O Horizon (Organic): The O horizon is the surface layer composed of fresh or partially decomposed organic matter that has not been mixed into mineral soil. It usually found in forest regions and absent in grasslands and cultivated soils. The O horizon is further subdivided into:

Oi, the litter layer composed of plant and animal residues. This layer fluctuates with seasons. In temperate regions, it is thickest in fall, when new litter is added, and thinnest in the summer after the decomposition has taken place,

Oe, the humus layer in which organic matter is partially decayed,

Oa, the humus layer in which organic matter is highly decomposed.

A horizon: It is the upper layer of mineral soil with a high content of organic matter. it is darker in color and consists of humus derived from O horizon.

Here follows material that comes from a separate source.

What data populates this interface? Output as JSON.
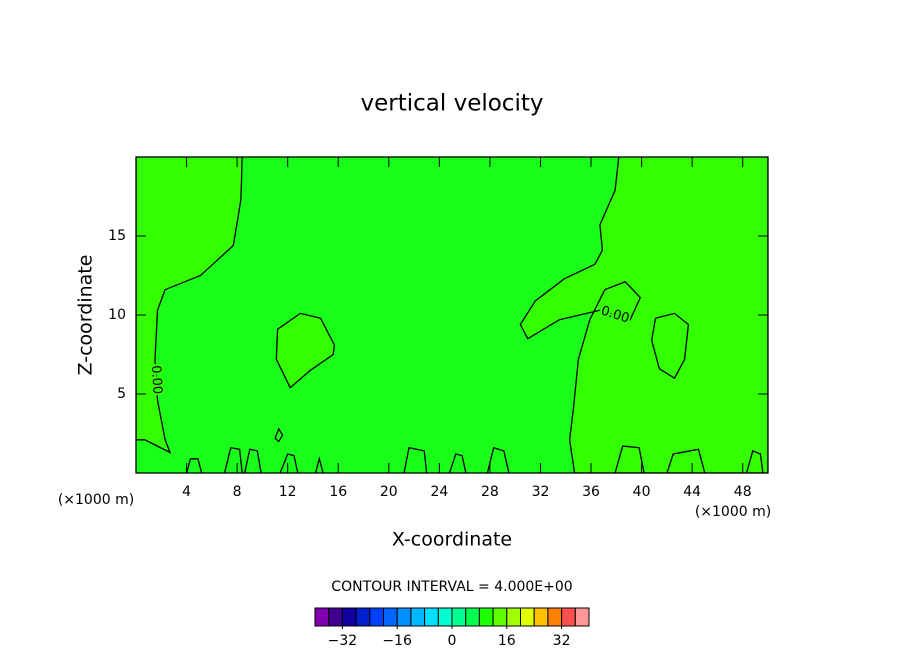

E Horizon (Eluviations): E horizon is the zone of maximum leaching or eluviations. Suspended and dissolved materials such as clay, iron, aluminum oxides, etc., move out of it through weathering and leaching. It is lighter in color, composed of resistant minerals as quartz and silt particles, and poor in organic matter.

B Horizon (Illuviation): It is the zone of illuviation. The leached materials from horizons above accumulate in this layer. It accumulates silicates, clay, iron, aluminum and humus from E horizon.

C Horizon: It consists of unconsolidated material either like or unlike the material from, which the soil has developed. This layer is without biological activity and weathering process

Soil Genesis or Soil Formation

Soil formation is the creation of soil from a non-soil parent material. The process involves breakdown of parent material into smaller particles (weathering), rearranging and changing their mineral structure, adding organic matter (humification), producing clays, and creating horizons.